The religious leaders of
Jesus’ day were very suspicious of the company he kept. It caused them to question his ethics and the
rightness of his ultimate purpose. He
was hanging around with the kind of people with which good religious folk were
not supposed to hang around.
So he tells them some
stories: a shepherd who looks for his
lost sheep, a woman who looks for a lost coin, and a father who celebrates the
return of a lost son. His strong
implications in these stories are that all God wants is a return to
relationship with him and that mercy is perhaps God’s chief quality, not
judgment. The God of Jesus is a God who
gathers, not scatters, unites not divides.
This message may seem
obvious to us, but it made the religious leaders afraid, and they began to act
out of that fear, and, well, you know the result.
But this message is
still not obvious to most people, witness if nothing else, the phenomenon of a
world constantly surprised that a Pope makes mercy his central theme, as if
that were something newfangled, odd, and even dangerous. Where will this end?
These is a seismic shift
going on in the world, a breakdown of an old order and the chaotic coming
together of a new one. The world that is
breaking apart is a world of certainty and order, maintained by a privileged
few, where might makes right, you know who is in and who is out, and God is
neatly tamed in our religious houses, blessing who we would bless and cursing
those we would curse.
Again, this may seem
obvious to us, and it has been going on for at least fifty years, and most of
us, if not all, welcome it. But it makes
many, perhaps most, very afraid. And
they start to act out of this fear and attempt to restore order, and as they
act out of this fear, it continues to multiply, to the point where we are
today. 9/11 was not the cause of this
shift to a new world, it was some people’s attempt to stop it coming, and the
huge irony is that we keep fighting back attempting to do the same
thing—restore our sense of order—some might say, “Make America Great Again.”
The Good News of Jesus
Christ is that all the labels we use to divide ourselves, including that of
“sinner,” are meaningless to the God whose name is Mercy. We cannot make a world that is great—or even
good—until we can reach across all divides and live as one humanity.
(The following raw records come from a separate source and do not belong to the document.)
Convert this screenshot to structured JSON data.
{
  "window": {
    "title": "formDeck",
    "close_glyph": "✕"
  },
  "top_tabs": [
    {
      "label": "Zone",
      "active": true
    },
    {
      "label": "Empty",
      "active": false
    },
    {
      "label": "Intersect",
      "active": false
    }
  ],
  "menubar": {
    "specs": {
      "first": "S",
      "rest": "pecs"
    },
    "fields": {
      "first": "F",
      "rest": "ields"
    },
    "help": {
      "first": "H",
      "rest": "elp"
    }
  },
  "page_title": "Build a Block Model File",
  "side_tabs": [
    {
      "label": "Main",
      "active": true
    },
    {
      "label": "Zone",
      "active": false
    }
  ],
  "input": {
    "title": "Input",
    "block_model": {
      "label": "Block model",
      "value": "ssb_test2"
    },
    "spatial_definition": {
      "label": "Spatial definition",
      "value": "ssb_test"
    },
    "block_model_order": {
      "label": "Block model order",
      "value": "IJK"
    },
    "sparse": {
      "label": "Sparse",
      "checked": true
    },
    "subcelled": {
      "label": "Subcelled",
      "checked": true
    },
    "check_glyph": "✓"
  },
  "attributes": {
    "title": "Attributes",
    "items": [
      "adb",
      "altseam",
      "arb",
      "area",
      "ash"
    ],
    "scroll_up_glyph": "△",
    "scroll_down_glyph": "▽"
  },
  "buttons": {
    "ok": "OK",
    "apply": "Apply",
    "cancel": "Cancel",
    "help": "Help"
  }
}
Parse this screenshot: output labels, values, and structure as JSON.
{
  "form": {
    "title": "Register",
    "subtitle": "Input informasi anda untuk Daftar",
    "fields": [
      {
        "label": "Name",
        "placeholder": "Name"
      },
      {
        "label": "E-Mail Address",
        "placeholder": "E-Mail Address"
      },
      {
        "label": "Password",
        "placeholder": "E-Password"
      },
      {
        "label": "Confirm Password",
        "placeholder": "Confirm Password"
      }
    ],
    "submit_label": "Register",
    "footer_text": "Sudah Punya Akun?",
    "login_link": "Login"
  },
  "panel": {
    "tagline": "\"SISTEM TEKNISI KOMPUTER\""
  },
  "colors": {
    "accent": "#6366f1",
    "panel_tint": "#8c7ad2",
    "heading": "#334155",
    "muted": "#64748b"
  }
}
And that means, among other things, breaking
the cycle of violence which so affects us, from the violence of peoples and
peoples, to the violence of the language we use to disagree with them.
So on this 15th
anniversary we Christian folk have two tasks which have been our tasks from the
very beginning, although we have very often not been very good at them.
Teaching, witnessing to, and practicing
the art of conversation.
Proclaim the God whose name is Mercy.